La Commission nationale de la Confédération des États du Sahel (CN-CES) a animé, le lundi 17 novembre 2025, une conférence régionale à Gaoua. Conduite par son président, Bassolma Bazié, cette rencontre visait à renforcer l’enracinement de la Confédération des États du Sahel (AES) et à faciliter l’appropriation de la vision portée par les chefs d’États membres.

Après l’étape de Ouahigouya, Bassolma Bazié et sa délégation ont posé leur valise à Gaoua, chef-lieu de la région du Djôrô, dans le cadre de la tournée nationale de sensibilisation sur les objectifs de l’AES. L’initiative, selon ses promoteurs, doit contribuer à l’éveil des populations de l’espace communautaire et à éclairer les décisions prises par les autorités.
Dans son allocution, le président de la CN-CES a rappelé plusieurs réalités historiques vécues par l’Afrique et ses peuples notamment le code noir ; les indépendances formelles accordées aux pays africains, l’exploitation des richesses de l’Afrique, etc. Il a ensuite expliqué les motivations ayant conduit à la création de la Confédération et partagé la vision commune des trois chefs d’États de l’AES, centrée sur la récupération de la souveraineté populaire. « Nous sommes ici pour l’une des huit missions assignées par décret à la Commission nationale. Elle nous engage à rencontrer les forces vives du pays pour expliquer nos missions, les décisions des chefs d’État, rappeler l’histoire et le sens de la lutte de souveraineté en cours afin que les populations puissent véritablement se l’approprier », a-t-il indiqué.
Pendant près de quatre heures, l’orateur a présenté les fondements et le fonctionnement de la Confédération, face à une population venue nombreuse échanger avec ses dirigeants. « Je salue les participants pour leurs contributions franches et les propositions formulées. Elles seront transmises à qui de droit afin d’améliorer qualitativement la mission qui nous a été confiée », a souligné Bassolma Bazié.
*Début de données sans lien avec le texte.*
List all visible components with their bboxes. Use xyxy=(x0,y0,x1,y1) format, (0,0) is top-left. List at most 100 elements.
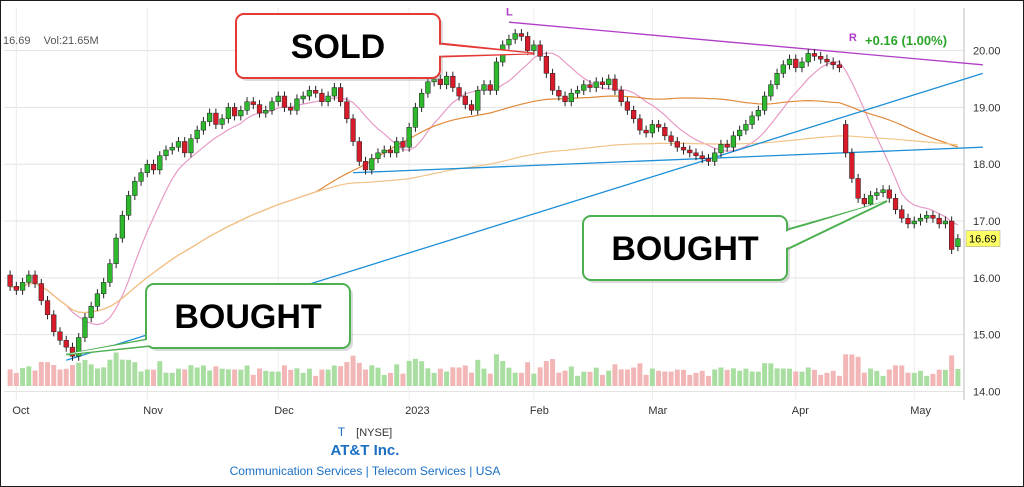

Il a précisé par ailleurs que « l’AES n’est contre aucun pays, il se bat pour sa souveraineté et dans cette lutte, il y a des sacrifices à consentir et nous allons les assumer. Mais nous n’allons pas aboutir s’il n’y a pas l’unité du peuple. »
Pour le gouverneur de la région du Djôrô, Siaka Barro, la conférence est opportune. « Elle a permis aux forces vives d’en apprendre davantage sur l’histoire du Burkina Faso, sur les idéaux de la Révolution progressiste et populaire, et sur la vision des trois chefs d’État de l’AES », a-t-il salué, avant d’appeler les populations à « accompagner les plus hautes autorités dans leur vision pour atteindre les objectifs fixés ».
Du côté de la Coordination Nationale des Associations de la Veille Citoyenne (CNAVC), la rencontre représente un cadre essentiel pour mieux cerner les ambitions de l’alliance. « L’objectif pour nous est d’accompagner la vision des trois chefs d’État. En tant que responsables d’une structure d’accompagnement, nous devons mieux appréhender cette vision afin de la relayer autour de nous », a confié Barniyin Youl, responsable communal de la CNAVC.

Portée par des messages axés sur la souveraineté, la dignité et un développement partagé, la rencontre de Gaoua a contribué à renforcer l’adhésion des populations du Sahel autour du projet des trois Etats de l’Alliance des Etats du Sahel.